Cher auteur anonyme n’ayant rien à dire ou presque, je suis content d’avoir échangé ma plume contre votre papier fort grammage quadruple épaisseur et j’ose espérer m’être ainsi fait pardonner de l’avoir utilisé pour l’usage ô combien trivial auquel me conviaient de façon impérieuse mes nécessités intérieures. On a celles qu’on peut.
On aura reconnu dans cette super production le papier toilette Floralys disponible chez Liddl en paquet de dix rouleaux, dont l’un des mérites est d’être sans chlore et 100% cellulose issue de forêts à gestion durable, comme si j’en avais quelque chose à foutre. Oui, bon, un peu quand même.
Un autre jour, si j'ai le temps, si vous faites pas trop chier, si j'ai rien de mieux à faire, je persévérerais dans le grandiose avec le très anonyme auteur de l'immortel "Apporte à votre intérieur un parfum et une fraîcheur agréable" de mon aérosol WC.
Toujours plus bas
Dans nos tentatives désespérantes pour essayer de toucher le fond de la littérature, pour tenter de trouver l’auteur ultime, celui auprès de qui tous les autres paraîtraient fertiles, nous avons mis la main, dans le grand verbiage de nos objets quotidiens, non loin de l’auteur anonyme des trois lignes d’argument publicitaire imprimés sur l’emballage de nos rouleaux de PQ, sur l’auteur du slogan de notre déo de chiotte : « Apporte à votre intérieur un parfum et une fraîcheur agréables. » Il ajoute non loin : « Le désodorisant W5 Greenwood rafraîchit l’air de votre intérieur. Profitez d’une atmosphère alpine grâce à son parfum de bois de résineux. » Le décor est planté, c’est le caca de le dire.

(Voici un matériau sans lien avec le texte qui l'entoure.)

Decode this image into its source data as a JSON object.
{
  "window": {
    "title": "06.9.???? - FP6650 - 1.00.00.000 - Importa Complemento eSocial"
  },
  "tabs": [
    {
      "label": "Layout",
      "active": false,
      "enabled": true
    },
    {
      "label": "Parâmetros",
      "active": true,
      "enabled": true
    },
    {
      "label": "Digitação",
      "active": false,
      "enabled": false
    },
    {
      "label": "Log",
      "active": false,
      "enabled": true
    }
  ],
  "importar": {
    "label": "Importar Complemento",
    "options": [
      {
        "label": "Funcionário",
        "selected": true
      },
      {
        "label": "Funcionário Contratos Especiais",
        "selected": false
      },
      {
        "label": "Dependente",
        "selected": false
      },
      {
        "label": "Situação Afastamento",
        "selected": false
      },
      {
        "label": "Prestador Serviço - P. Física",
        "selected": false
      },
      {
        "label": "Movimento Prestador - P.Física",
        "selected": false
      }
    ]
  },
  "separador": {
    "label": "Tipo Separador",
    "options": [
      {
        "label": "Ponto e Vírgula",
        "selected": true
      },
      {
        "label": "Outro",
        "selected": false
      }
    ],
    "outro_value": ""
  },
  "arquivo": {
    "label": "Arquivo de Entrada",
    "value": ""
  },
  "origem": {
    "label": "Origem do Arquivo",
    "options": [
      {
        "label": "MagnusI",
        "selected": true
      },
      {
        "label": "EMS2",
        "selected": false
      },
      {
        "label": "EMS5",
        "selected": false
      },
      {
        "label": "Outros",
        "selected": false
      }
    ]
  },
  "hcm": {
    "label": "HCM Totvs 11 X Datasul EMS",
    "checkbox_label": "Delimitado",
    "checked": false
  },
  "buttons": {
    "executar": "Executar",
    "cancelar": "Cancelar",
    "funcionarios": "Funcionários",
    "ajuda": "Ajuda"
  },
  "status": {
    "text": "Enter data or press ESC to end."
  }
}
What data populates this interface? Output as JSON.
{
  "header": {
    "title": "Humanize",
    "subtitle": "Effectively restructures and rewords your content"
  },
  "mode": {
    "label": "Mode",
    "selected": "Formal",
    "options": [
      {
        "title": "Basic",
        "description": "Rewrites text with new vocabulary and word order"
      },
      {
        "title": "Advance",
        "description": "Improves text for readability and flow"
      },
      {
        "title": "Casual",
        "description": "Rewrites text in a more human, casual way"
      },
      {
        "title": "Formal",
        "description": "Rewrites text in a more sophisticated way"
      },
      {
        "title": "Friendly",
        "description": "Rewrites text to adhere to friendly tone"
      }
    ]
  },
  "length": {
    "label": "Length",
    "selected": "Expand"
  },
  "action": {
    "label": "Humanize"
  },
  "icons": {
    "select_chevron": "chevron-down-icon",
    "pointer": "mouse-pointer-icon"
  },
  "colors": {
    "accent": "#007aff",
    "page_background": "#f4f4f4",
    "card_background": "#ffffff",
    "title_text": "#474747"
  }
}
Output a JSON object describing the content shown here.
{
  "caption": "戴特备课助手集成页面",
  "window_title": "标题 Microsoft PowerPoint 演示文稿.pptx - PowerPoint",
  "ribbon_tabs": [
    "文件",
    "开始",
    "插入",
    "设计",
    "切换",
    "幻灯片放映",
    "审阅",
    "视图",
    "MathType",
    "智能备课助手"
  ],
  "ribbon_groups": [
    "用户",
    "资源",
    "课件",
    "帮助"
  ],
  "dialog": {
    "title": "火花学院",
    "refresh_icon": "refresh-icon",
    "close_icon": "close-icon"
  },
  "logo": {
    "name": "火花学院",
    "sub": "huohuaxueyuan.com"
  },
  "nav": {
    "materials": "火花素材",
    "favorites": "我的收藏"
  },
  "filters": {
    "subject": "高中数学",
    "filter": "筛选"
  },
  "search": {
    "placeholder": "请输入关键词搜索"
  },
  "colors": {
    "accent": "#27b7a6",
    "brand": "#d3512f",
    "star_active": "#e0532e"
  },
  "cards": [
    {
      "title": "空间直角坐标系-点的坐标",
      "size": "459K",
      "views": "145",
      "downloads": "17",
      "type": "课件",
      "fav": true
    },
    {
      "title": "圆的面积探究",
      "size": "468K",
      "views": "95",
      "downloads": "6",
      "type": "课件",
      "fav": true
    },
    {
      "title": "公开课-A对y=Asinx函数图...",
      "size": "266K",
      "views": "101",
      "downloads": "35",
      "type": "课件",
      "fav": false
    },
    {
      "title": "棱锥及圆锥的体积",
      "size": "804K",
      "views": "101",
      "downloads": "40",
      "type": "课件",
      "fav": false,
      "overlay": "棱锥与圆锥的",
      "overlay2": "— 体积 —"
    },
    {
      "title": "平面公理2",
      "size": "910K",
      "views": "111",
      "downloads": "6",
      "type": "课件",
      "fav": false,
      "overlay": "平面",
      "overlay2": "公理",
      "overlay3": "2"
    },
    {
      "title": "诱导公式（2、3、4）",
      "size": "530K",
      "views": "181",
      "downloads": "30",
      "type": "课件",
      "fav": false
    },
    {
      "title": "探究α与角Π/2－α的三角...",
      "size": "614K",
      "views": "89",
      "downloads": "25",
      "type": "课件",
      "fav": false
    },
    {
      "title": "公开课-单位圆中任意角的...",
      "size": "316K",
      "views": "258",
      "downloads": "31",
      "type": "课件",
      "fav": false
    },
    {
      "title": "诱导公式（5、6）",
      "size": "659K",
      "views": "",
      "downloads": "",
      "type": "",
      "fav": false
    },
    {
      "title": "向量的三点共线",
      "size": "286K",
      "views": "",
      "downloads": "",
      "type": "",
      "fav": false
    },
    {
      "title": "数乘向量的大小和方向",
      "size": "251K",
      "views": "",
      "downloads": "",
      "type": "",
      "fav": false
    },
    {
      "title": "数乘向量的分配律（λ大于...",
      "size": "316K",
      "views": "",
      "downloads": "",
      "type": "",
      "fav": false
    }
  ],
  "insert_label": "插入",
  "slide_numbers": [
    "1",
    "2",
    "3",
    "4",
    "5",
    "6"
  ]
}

Vous aurez remarqué comme moi qu’on s’appuie à fond ici sur la fonction. C’était difficile s’agissant du PQ et l’auteur s’en était tiré, de justesse, après avoir tartiné sur la qualité du papier lui-même, par un « Idéal pour une hygiène quotidienne. » très vague finalement, qui laissait entendre qu’on pourrait utiliser son papier pour se démaquiller ou se moucher. Il est vrai que les variations stylistiques à partir de – se torcher le cul – paraissent moins faciles, et mériteraient un talent, ou un salaire qu’il n’avait peut-être pas. Mais notre propos n’est pas d’accabler ce pauvre homme dégoulinant de pluie dans ses bottes, coincé comme nous le savons pour deux heures de trajets quotidiens dans un bus bondé. Manquerait plus qu’il se flingue. L’auteur de notre déo de chiotte, lui, bénéficie d’emblée à la fois de la noble mission consistant à chasser les mauvaises odeurs et de l’espace infini qu’ouvre le parfum dans notre imaginaire. Il le sait et ne s’y trompe d’ailleurs pas, équilibrant son slogan en plaçant parfum d’un côté et fraîcheur de l’autre. Pour le premier, on voit. Nous l’avons déjà dit, un déo de chiotte, ça sert à masquer d’une forte odeur envahissante et fugace une puanteur gênante mais plus discrète. Le déo de chiotte, c’est à la fois un cosmétique et un uniforme d’atmosphère. (1) Ouais, mais parfum, ça fait pas trop rêver. « Apporte à votre intérieur un parfum agréable », on est sur la mauvaise pente du strictement utilitaire. On se rapproche dangereusement du sol, autrement dit du « masque temporairement vos odeurs de merde, de graillon et de baskets décédées ». On ne va PAS TARDER À S’ÉCRASER ALORS FAIT QUELQUE CHOSE, VITE !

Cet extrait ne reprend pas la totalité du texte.